In Python why is calling super() function for a class with no superclass defined is not an error? [duplicate]

Question

For a Python novice, please can someone tell me what is happening here? Why is it printing "A init"?

If i remove the line super().__init__() from __init__ function of class B then the behaviour is as expected. But why is below code not an error, I though B would not have a superclass??

class A:

    def __init__(self):
        print("A init")

class B:

    def __init__(self):
        super().__init__()   # why is this line not an error
        print("B init")

class C(B, A):

    def __init__(self):
        super().__init__()
        print("C init")

c = C()

Output

A init

B init

C init

Process finished with exit code 0

Answer 1

You create an instance of C, which we'll call self. It has an MRO of C, B, A, object.

C's __init__ first calls super().__init__(). This delegates to the __init__ in the next class in the MRO, which is B, using the same self object.

B's __init__ first calls super().__init__(). This delegates to the __init__ in the next class in the MRO of self's class (C), which is A.

A's __init__ prints and returns to B's __init__.

B's __init__ prints and returns to C's __init__.

C's __init__ prints and returns to the constructor (object's __new__), which returns self.

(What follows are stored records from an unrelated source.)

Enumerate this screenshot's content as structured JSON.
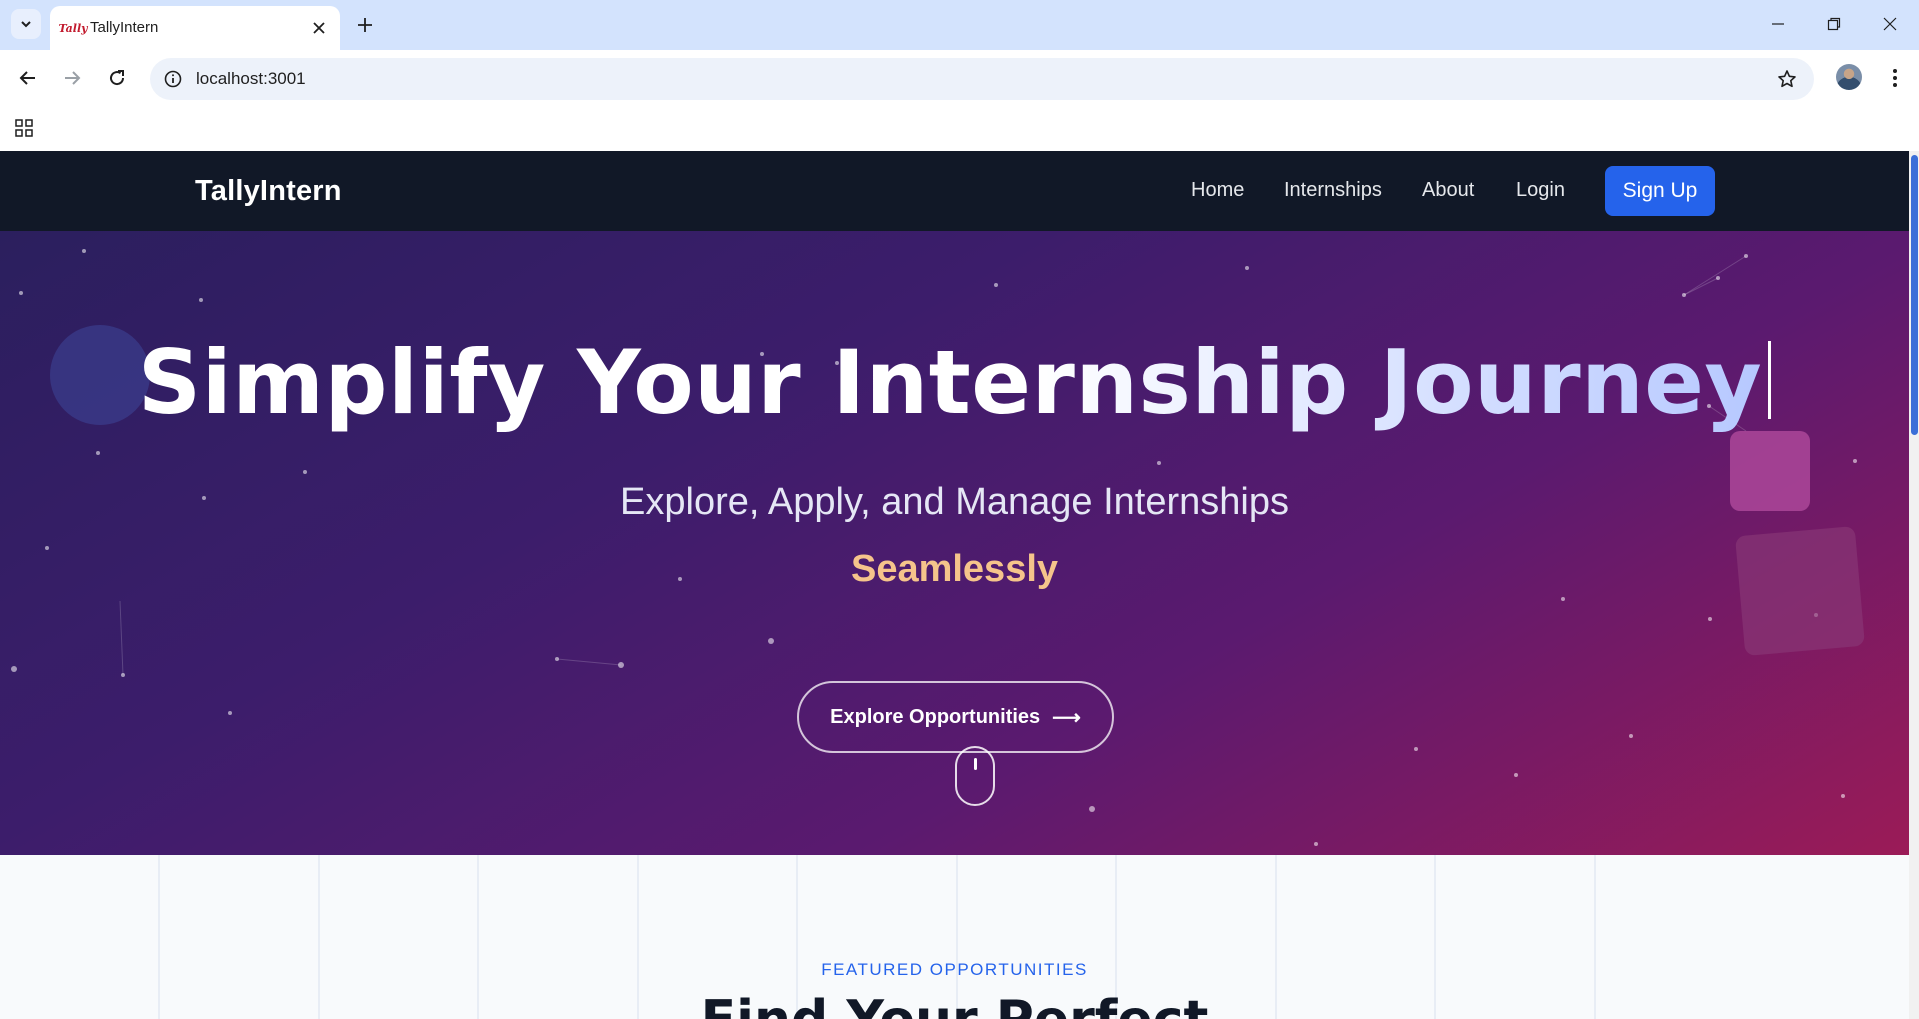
{
  "browser": {
    "tab_title": "TallyIntern",
    "favicon_text": "Tally",
    "url": "localhost:3001"
  },
  "site": {
    "brand": "TallyIntern",
    "nav": {
      "home": "Home",
      "internships": "Internships",
      "about": "About",
      "login": "Login",
      "signup": "Sign Up"
    }
  },
  "hero": {
    "headline": "Simplify Your Internship Journey",
    "subline": "Explore, Apply, and Manage Internships",
    "accent": "Seamlessly",
    "cta_label": "Explore Opportunities",
    "cta_arrow": "⟶"
  },
  "featured": {
    "eyebrow": "FEATURED OPPORTUNITIES",
    "title": "Find Your Perfect"
  },
  "colors": {
    "nav_bg": "#111827",
    "signup_bg": "#2563eb",
    "accent": "#f5c48b",
    "eyebrow": "#2563eb"
  }
}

super() has two hidden arguments, __class__ (so it knows where to start from in the MRO), and self (or cls, for @classmethods—it's whatever the first argument is, regardless of name).

You had to provide these explicitly in Python 2 (and still can), but in Python 3 super() actually inspects the stack frame of its caller and finds these when called from inside a method. (The __class__ variable is implicitly available inside methods, and is the class it was defined in.)